While it remains unclear how much of a factor all that barren timber played in the Brian Head Fire, the area's glut of dead wood raises concerns about firefighter safety and how wildland blazes could behave in the 2 million acres of Utah forests that have turned gray from the phloem-munching beetles.
For now, officials believe the Dixie National Forest trees perished so long ago that they no longer increase the likelihood of a catastrophic fire. Instead, hot, dry winds whipped this week's flames.
"The fine needles and smaller fuel fibers [from those dead trees] have fallen on the ground or they are gone, so there isn't that flashy fuel.

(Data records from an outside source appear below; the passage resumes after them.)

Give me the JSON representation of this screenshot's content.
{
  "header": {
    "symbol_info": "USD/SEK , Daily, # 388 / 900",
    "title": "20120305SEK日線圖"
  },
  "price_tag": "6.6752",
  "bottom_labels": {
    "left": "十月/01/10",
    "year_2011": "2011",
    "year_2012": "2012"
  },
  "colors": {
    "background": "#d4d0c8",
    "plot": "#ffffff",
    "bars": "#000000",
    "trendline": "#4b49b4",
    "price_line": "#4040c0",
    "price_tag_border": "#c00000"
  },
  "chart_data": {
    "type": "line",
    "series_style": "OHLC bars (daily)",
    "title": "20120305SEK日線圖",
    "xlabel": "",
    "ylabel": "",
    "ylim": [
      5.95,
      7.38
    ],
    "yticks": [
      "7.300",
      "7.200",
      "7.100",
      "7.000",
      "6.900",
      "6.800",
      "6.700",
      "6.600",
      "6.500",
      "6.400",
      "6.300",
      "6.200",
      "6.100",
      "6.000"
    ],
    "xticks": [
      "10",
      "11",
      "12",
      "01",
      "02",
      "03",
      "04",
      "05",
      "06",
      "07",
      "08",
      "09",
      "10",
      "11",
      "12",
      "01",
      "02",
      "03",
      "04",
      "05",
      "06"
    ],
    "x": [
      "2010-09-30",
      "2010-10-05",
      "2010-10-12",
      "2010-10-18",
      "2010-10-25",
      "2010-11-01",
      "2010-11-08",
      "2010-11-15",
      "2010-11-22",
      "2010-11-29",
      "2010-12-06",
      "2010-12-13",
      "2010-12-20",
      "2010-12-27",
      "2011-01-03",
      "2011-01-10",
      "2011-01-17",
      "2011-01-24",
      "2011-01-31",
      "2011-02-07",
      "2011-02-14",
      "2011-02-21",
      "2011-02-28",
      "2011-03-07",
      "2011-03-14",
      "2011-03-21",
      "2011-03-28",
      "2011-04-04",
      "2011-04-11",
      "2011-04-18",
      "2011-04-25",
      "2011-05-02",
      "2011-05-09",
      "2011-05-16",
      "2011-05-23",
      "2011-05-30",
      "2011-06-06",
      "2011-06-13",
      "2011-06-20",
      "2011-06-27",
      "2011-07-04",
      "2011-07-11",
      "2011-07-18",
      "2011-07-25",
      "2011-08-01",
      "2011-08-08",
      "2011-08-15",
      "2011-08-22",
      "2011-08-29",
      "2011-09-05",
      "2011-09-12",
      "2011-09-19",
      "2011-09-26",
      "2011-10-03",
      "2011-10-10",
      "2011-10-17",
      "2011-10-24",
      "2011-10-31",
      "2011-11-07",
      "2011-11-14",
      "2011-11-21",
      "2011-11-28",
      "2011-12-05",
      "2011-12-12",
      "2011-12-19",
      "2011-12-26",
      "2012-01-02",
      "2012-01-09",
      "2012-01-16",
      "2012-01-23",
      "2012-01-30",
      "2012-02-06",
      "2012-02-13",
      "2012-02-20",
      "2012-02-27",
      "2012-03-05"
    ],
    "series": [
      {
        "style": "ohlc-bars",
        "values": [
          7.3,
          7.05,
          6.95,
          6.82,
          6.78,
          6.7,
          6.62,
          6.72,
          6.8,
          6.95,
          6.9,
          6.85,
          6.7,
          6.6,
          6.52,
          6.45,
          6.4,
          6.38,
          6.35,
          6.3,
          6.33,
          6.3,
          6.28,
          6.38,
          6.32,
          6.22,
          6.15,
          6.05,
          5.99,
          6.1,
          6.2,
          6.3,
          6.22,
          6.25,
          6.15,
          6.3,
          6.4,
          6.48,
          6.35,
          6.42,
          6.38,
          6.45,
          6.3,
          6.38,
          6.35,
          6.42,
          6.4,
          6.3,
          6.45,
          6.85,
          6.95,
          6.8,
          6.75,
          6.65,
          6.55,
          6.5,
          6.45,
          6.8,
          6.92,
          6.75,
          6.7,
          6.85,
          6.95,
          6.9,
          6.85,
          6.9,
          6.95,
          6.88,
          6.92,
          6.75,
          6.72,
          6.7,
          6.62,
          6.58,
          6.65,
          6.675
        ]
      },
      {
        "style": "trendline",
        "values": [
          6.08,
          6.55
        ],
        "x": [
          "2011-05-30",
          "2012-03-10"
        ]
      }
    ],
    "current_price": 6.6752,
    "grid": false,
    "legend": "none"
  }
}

That reduces the intensity. It's like trying to light a giant log with nothing around it," Dixie spokeswoman Cigi Burton said. Most of these snags and logs are considered a "1,000-hour fuel," referring to the amount of time a piece of dead wood takes to respond to changes in moisture conditions.

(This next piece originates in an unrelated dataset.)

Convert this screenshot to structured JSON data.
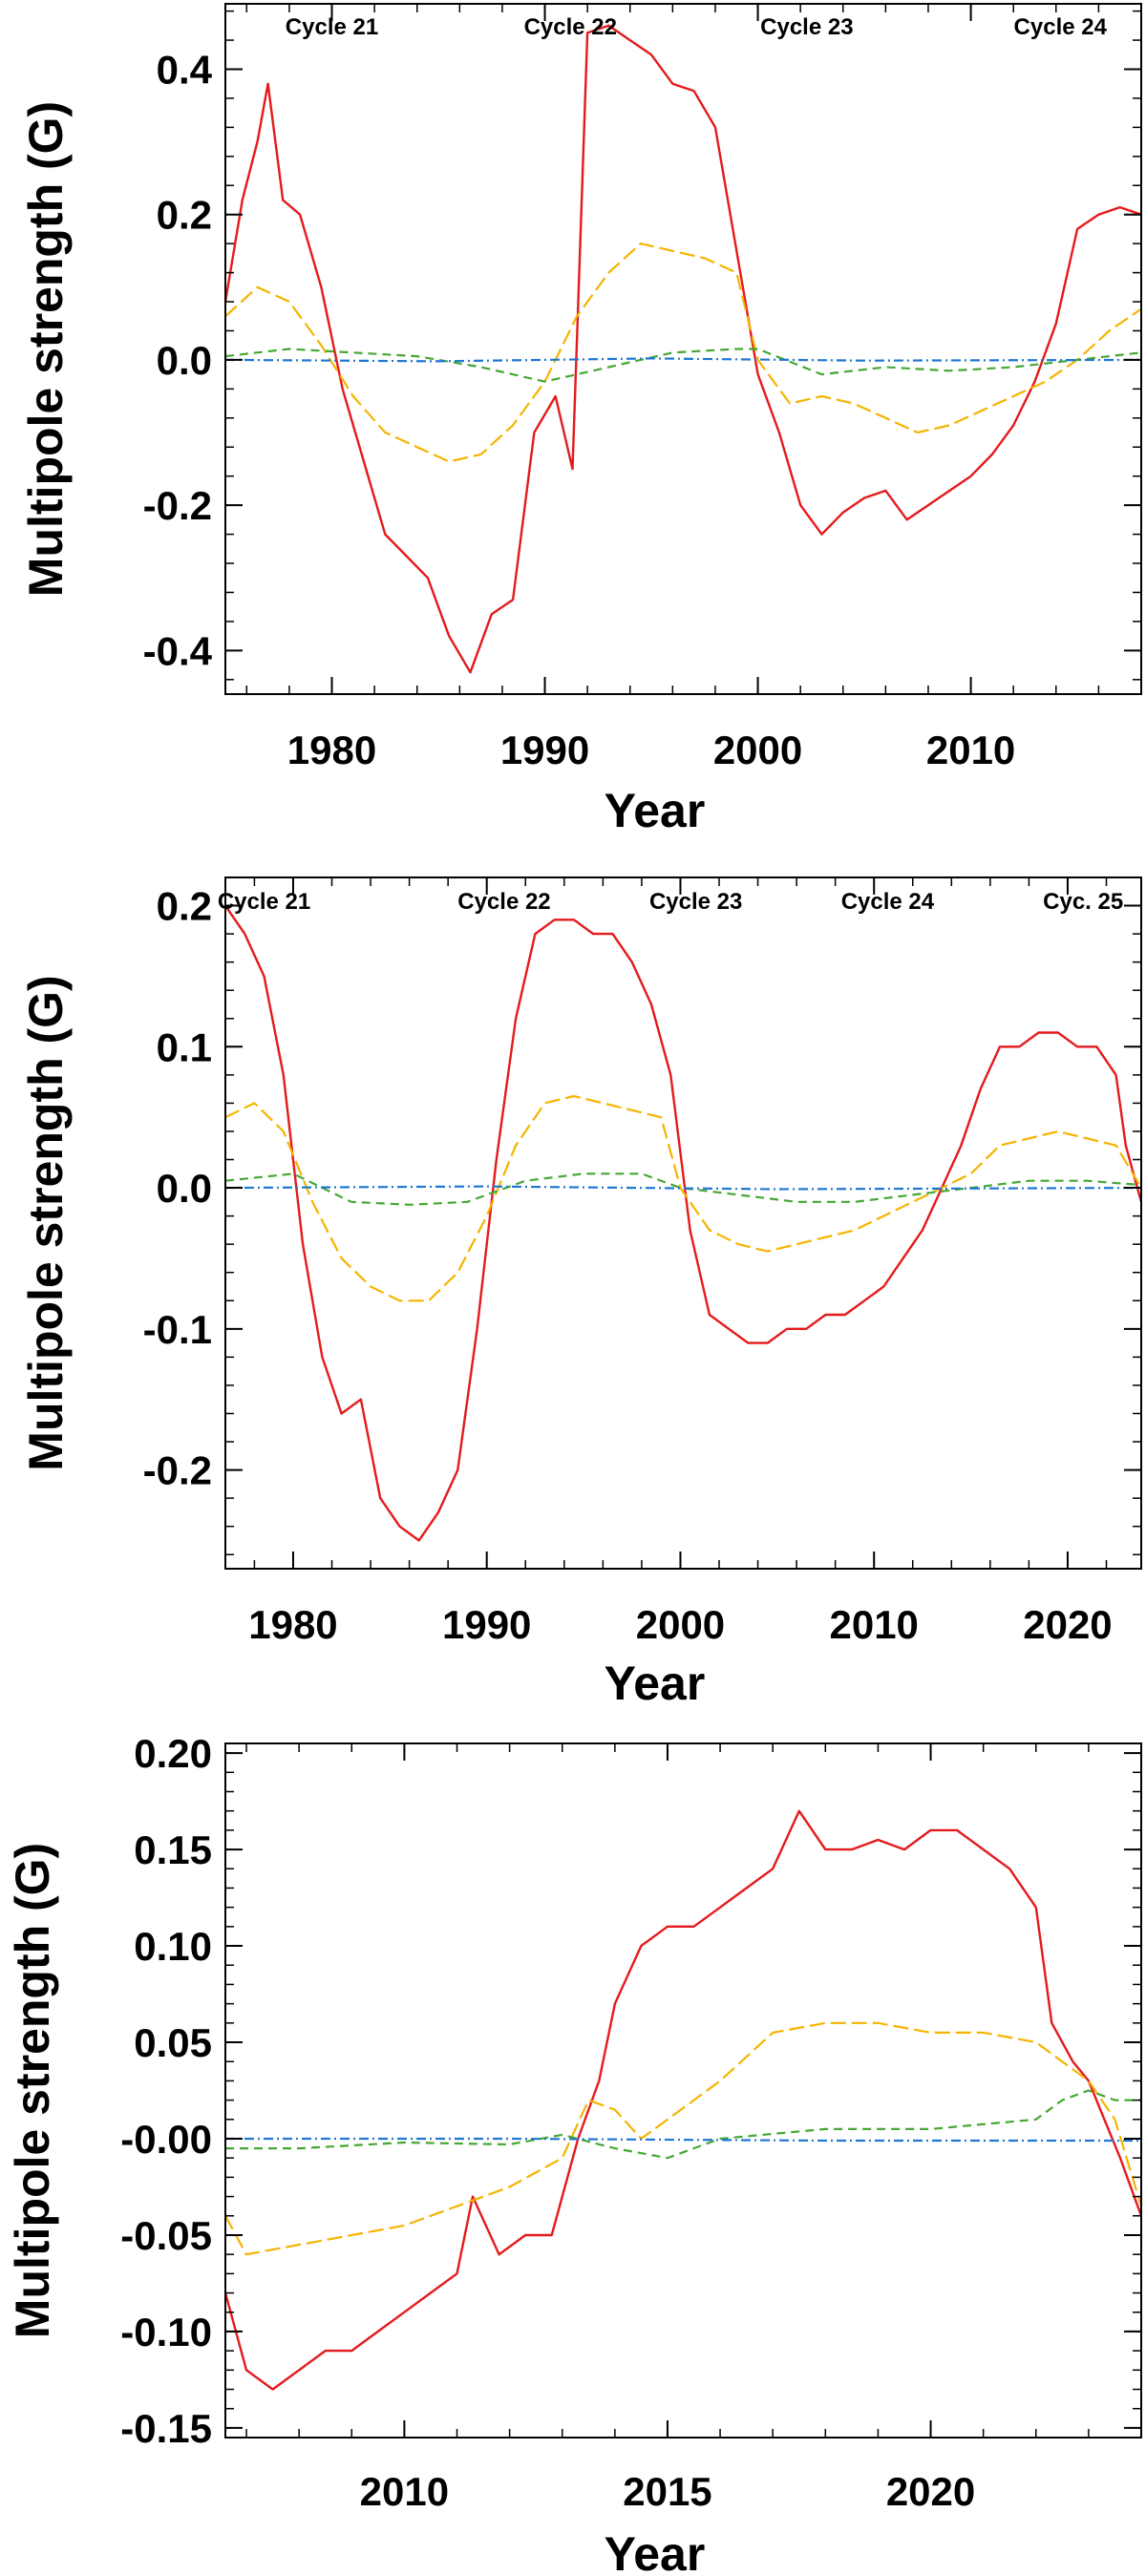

"They are burning now," Burton said, "but they are not the reason the fire moved so quickly."
In Utah, the beetle epidemic — afflicting much of western North America — began in the early 1990s in Dixie's spruce-covered Markagunt Plateau and Cedar Mountain. These highlands east of Cedar City harbor enclaves of homes that narrowly averted destruction in the 2012 Shingle Fire.
But Utah's worst-hit, beetle-plagued forests are in the Uintas, where swaths of dead timber extend for miles off the popular Mirror Lake Highway.
Experts hope the Forest Service will use the Brian Head Fire to gather sorely needed data on how blazes behave in beetle-battered forests as they burn, instead of waiting until the flames die to record observations.
The potential effects of beetle-killed timber on fires are the subject of intense debate among forest ecologists. Conventional wisdom suggests that dead and dying trees elevate the risk, but a research review paints a more-complex picture. Findings point in different directions, with some scientists arguing that lifeless trees may reduce fire severity.